There are two methods for capture of methane from landfill, closed and open capture. Closed capture refers to gas extraction from landfills that have been closed and can be capped. It is considered more efficient than capture from open landfills, at 84% and 67% respectively. Methods for capture including drilling wells either vertically or horizontally. Equipment needed for utilization depends on the size of the landfill. Smaller facilities can employ reciprocating engines; medium-sized facilities can use turbines; and steam cycles are used for the largest deposits.
General Motors has significantly reduced its energy costs by using landfill gas to power some of its production facilities. As of August, 2016, the General Motors Orion plant in the Orion Township of Michigan boasted that landfill gas was supplying 54% of its electricity. The gas comes from two open landfills nearby, owned by Waste Management and Republic Services, respectively. The GM plant also has a 350 kW solar array.

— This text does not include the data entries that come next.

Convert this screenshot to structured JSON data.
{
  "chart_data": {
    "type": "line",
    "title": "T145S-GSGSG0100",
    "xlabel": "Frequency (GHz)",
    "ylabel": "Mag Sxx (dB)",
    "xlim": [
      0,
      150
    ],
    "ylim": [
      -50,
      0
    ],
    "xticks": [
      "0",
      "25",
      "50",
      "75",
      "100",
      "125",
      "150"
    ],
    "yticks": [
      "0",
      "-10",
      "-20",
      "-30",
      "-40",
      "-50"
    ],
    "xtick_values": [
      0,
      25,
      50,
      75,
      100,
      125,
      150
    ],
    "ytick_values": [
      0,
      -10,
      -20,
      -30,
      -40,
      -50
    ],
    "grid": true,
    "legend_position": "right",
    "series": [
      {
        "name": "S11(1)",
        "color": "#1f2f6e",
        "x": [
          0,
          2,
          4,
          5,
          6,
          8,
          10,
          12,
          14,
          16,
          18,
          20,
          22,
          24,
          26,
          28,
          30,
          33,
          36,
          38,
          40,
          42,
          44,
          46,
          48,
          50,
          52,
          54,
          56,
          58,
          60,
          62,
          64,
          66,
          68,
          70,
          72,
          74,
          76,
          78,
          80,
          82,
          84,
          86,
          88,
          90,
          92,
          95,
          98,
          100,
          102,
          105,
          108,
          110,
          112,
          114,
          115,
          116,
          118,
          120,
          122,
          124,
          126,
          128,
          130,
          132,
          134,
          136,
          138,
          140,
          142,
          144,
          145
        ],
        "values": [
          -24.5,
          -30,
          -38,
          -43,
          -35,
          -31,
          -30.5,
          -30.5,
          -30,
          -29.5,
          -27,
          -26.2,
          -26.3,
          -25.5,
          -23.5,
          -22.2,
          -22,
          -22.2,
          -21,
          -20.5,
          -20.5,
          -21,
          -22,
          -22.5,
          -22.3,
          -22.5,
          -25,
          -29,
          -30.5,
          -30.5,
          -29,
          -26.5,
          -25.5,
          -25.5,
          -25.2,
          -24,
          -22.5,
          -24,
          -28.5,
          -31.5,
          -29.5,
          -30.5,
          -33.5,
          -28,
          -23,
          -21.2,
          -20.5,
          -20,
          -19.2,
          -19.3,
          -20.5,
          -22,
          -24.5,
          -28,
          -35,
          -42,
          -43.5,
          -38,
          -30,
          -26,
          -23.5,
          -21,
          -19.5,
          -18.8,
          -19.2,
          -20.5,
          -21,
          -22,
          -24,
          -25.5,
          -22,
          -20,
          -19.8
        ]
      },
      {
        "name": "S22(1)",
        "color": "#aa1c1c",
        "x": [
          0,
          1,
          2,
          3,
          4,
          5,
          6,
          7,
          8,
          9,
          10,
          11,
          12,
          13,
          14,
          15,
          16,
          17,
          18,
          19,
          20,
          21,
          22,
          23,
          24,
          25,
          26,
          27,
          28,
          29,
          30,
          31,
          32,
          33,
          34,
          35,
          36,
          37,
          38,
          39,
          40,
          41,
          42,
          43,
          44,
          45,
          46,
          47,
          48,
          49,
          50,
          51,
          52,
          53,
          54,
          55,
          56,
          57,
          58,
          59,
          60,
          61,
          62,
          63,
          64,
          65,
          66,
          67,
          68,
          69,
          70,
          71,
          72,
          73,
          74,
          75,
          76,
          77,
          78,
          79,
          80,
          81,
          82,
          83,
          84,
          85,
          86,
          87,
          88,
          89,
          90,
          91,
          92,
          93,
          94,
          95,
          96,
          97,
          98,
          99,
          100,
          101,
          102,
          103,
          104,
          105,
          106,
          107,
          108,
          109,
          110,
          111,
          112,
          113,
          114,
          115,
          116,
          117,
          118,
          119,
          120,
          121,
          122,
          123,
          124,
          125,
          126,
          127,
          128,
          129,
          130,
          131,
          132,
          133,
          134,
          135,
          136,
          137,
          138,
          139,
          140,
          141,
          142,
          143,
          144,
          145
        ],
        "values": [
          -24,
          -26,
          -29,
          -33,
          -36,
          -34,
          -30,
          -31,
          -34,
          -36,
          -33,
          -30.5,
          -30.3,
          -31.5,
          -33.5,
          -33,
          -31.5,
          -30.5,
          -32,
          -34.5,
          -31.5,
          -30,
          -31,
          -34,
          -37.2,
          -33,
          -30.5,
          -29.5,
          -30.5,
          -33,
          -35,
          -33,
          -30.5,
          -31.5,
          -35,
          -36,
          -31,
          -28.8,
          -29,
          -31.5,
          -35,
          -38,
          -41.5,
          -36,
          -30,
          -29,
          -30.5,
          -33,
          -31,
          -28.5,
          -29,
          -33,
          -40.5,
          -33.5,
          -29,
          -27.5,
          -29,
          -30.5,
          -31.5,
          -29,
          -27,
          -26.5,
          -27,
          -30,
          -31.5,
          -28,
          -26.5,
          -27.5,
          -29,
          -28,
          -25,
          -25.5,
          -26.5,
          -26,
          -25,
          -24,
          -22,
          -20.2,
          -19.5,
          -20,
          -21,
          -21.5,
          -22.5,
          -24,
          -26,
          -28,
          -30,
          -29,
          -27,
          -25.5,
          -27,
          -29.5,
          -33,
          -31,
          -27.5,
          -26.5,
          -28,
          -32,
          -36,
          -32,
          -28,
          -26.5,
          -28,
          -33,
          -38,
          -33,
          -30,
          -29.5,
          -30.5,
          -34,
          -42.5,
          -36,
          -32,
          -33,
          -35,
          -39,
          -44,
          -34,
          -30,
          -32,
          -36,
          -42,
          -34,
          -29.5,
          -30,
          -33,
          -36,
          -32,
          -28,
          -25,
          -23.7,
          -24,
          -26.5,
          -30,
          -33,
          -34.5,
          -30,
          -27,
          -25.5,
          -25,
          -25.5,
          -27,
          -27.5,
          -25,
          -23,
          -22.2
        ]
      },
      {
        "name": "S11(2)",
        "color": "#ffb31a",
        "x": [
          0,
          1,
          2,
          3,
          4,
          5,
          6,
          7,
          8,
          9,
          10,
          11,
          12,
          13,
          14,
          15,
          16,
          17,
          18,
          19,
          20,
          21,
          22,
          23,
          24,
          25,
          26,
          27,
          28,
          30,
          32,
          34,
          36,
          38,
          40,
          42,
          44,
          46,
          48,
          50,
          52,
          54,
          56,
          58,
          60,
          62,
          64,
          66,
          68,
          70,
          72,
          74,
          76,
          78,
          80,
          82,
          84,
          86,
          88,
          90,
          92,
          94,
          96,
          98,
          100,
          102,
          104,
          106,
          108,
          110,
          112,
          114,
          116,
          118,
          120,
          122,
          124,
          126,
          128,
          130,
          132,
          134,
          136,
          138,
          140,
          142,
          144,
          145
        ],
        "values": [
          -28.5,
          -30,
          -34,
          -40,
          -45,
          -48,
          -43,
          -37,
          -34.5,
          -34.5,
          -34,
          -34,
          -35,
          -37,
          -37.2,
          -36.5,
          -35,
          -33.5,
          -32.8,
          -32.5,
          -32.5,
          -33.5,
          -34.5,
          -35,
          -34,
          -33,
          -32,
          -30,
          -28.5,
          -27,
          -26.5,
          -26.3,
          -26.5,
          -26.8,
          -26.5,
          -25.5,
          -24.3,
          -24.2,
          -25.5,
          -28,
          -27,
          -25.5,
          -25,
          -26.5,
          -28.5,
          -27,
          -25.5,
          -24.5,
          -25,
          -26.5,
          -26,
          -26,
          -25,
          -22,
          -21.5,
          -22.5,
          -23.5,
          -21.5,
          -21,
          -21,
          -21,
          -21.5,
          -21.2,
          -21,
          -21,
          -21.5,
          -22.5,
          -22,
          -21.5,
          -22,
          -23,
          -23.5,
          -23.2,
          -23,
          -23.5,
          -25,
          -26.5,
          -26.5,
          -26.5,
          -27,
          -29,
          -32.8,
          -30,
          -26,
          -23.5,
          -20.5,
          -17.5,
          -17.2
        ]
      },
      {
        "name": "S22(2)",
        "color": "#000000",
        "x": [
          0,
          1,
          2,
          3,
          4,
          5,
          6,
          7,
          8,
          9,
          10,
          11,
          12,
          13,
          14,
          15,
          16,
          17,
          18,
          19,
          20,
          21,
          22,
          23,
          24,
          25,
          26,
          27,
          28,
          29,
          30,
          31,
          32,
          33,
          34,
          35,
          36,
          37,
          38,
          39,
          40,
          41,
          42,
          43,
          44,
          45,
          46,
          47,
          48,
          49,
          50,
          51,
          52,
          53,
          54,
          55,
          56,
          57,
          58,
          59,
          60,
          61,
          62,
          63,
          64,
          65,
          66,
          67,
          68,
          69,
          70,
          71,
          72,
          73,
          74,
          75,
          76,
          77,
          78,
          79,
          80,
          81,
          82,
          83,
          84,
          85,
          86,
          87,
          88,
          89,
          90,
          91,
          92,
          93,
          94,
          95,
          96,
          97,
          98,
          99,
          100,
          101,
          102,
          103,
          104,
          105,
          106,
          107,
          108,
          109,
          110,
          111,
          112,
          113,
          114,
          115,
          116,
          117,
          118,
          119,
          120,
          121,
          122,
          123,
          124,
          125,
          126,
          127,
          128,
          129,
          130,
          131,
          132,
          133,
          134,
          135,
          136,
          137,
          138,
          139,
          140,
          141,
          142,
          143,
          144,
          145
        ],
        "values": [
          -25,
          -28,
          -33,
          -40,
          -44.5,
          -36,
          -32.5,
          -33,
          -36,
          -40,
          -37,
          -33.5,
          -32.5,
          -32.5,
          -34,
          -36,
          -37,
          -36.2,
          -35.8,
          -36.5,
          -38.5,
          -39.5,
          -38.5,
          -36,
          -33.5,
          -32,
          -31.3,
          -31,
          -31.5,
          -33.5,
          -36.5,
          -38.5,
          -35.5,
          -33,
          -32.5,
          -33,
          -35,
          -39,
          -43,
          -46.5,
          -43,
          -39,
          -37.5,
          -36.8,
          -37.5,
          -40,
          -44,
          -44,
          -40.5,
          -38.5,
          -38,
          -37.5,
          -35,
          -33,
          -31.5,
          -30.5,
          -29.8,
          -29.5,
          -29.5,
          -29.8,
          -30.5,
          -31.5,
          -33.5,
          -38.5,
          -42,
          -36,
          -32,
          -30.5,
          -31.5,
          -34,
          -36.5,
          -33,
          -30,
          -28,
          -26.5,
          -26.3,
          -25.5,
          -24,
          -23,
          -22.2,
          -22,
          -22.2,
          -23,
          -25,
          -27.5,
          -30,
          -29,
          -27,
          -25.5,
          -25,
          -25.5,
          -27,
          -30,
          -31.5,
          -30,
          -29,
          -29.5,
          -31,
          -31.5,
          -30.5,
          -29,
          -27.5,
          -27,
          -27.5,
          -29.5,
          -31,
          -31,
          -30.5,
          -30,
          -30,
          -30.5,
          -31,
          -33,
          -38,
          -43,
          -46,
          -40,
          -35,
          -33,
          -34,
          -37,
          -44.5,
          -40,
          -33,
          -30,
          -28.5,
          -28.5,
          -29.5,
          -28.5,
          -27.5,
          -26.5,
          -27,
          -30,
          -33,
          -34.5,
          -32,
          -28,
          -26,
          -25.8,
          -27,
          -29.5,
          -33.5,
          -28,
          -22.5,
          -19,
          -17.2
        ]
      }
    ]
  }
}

There are incentives from the Treasury Department, Department of Energy, the Agriculture Department, and the Department of Commerce for landfill gas extraction. Landfill gas is considered a renewable form of energy. The US EPA operates a landfill Methane Outreach Program.
Opponents of landfill gas utilization include such organizations as the Energy Justice Network, which claims that landfill gas has contaminants that are either inherently toxic or combine into toxic substances when burned. Although “non-methane organic compounds” (NMOCs) comprise less than one percent of landfill gas, there are also non-organic toxic substances, such as mercury and tritium, in minute amounts. Also, when halogens–like chlorine, fluorine, and bromine– are combusted with hydrocarbons, they can produce dioxins and furans, some of the most toxic substances known. While other sources state that a burning temperature of 850 degrees centigrade can destroy dioxins, Energy Justice Network claims these can be re-formed in the cooling process.
At the same time, Energy Justice Network admits that methane is responsible for 10.6 percent of global warming from US human sources, with 35.8 percent of this from landfill gas. It also claims that if landfill gas is to be utilized for energy, boilers offer the safest mode, with turbines, then internal combustion engines less desirable.